With his naval dreams scuppered it was Anthony’s grandparents who navigated him towards a career in food. Both his grandmother and grandfather were of Greek origin and huge food lovers, in particular his grandmother who was an excellent cook. Having spent his adolescent years watching and helping his grandmother in the kitchen, this inspired Anthony to peruse to cooking as a career.
Having learnt his craft working in some of the world’s leading restaurants and being taught by some of the best chefs including Marco Pierre White and Pierre Koffman a turning point in Anthony’s career came in 1999 when he was appointed chef/director of Putney Bridge restaurant in South West London. It was here that Anthony met his now business partner Will Smith, then restaurant manager of Putney Bridge. Within a year of opening, in January 2000 Putney Bridge and the team were awarded a Michelin Star followed by four AA rosettes for food and service.

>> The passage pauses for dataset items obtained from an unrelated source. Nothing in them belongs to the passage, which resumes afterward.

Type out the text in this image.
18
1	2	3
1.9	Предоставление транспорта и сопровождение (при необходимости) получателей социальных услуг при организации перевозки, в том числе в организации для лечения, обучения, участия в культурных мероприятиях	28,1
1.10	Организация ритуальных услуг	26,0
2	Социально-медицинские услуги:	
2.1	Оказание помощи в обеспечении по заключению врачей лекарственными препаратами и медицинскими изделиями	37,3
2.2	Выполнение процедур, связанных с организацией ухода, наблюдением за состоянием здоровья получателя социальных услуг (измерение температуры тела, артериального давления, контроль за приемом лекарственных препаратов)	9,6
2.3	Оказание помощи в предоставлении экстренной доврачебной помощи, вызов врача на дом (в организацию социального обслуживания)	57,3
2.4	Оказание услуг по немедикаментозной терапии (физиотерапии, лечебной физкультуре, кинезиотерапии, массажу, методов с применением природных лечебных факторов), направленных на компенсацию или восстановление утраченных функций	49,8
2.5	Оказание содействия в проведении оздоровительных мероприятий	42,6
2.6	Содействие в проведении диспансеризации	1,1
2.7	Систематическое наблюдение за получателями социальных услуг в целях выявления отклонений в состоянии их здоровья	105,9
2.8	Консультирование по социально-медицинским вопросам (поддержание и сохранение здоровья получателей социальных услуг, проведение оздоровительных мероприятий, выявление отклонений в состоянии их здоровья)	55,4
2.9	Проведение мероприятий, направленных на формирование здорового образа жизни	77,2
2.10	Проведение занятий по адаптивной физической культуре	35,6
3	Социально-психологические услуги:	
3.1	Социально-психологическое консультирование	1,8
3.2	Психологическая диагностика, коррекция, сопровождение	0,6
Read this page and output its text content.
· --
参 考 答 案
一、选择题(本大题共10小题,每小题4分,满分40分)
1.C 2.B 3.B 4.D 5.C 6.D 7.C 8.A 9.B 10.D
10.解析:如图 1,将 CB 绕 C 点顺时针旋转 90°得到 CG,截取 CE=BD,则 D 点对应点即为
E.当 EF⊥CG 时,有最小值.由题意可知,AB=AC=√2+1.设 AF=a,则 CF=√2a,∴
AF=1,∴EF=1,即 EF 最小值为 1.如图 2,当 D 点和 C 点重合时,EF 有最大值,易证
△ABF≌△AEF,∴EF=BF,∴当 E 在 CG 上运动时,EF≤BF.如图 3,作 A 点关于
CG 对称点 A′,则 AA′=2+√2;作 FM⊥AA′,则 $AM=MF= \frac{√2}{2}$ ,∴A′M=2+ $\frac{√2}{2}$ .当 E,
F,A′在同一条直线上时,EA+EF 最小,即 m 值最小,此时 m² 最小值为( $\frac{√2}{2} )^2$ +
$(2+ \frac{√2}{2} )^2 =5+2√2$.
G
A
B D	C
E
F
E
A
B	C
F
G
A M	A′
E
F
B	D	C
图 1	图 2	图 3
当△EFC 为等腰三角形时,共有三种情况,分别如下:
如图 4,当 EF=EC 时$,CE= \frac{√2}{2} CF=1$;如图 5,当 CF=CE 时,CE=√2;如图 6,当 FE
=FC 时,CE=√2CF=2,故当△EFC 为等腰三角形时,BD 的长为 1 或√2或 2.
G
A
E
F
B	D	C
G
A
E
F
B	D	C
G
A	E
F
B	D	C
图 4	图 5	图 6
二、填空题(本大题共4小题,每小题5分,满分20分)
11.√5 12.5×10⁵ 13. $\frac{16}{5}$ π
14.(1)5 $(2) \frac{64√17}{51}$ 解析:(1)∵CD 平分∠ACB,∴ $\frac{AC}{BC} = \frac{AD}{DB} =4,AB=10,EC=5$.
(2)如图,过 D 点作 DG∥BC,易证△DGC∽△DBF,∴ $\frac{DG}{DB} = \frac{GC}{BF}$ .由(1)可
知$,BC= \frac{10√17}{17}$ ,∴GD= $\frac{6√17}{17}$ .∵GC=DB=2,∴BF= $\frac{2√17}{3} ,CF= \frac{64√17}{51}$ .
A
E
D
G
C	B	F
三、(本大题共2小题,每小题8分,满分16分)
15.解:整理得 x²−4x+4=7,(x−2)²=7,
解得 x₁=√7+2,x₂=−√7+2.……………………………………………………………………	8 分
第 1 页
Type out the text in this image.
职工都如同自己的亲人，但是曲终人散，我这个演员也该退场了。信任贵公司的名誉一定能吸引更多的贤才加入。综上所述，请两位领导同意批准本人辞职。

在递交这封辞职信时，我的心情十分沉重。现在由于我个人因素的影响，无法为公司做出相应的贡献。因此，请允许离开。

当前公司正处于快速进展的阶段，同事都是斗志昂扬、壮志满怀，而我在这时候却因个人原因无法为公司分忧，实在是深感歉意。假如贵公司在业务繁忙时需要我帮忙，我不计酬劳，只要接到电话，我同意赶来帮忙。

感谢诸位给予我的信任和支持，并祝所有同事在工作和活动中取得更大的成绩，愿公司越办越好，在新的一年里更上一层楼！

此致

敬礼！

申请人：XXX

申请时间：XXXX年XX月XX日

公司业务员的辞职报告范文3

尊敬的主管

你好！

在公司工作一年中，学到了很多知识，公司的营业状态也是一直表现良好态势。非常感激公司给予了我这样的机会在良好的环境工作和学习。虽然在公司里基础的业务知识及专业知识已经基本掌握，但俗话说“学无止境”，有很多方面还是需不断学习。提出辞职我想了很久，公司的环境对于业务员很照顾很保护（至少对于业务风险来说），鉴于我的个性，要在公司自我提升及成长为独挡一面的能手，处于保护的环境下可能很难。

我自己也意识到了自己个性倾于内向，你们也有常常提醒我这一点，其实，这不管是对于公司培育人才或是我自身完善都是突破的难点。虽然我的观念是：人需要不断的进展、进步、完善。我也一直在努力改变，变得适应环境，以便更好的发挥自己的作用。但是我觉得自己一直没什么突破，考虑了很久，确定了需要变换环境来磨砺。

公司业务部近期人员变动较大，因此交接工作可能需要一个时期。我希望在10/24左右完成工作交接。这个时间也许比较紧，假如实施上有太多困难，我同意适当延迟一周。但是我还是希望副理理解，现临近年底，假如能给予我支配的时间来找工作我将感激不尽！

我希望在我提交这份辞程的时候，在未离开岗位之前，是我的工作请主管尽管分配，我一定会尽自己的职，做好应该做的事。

An ongoing ambition of Anthony’s was always to open his own restaurant and in 2006 this was realised when he and Will opened their own restaurant Arbutus in Soho, London.
Centred on an informal 'Bistro Moderne' Arbutus was instrumental in changing the perception of dining out, demonstrating that accomplished cooking does not always require a fine dining setting and heavy price tag. This contemporary formula has led to Arbutus receiving countless awards including a Michelin star in its first year.
The following year in 2007 Anthony and Will went on to open Wild Honey in Mayfair, London which continued the ethos of affordable and affable dining and also won a Michelin star within a year of opening.
2010 heralded the opening of Anthony and Will’s third restaurant, Les Deux Salons in Covent Garden which is very similar in style and format to the grand brasseries of Montparnasse in Paris.
Aside from his restaurants, Anthony has also written his first cook book 'Today's Special' which exemplifies his approach to modern day simple dining. He has appeared many times on the BBC, taking part in the Great British Menu series and Saturday Kitchen live alongside James Martin.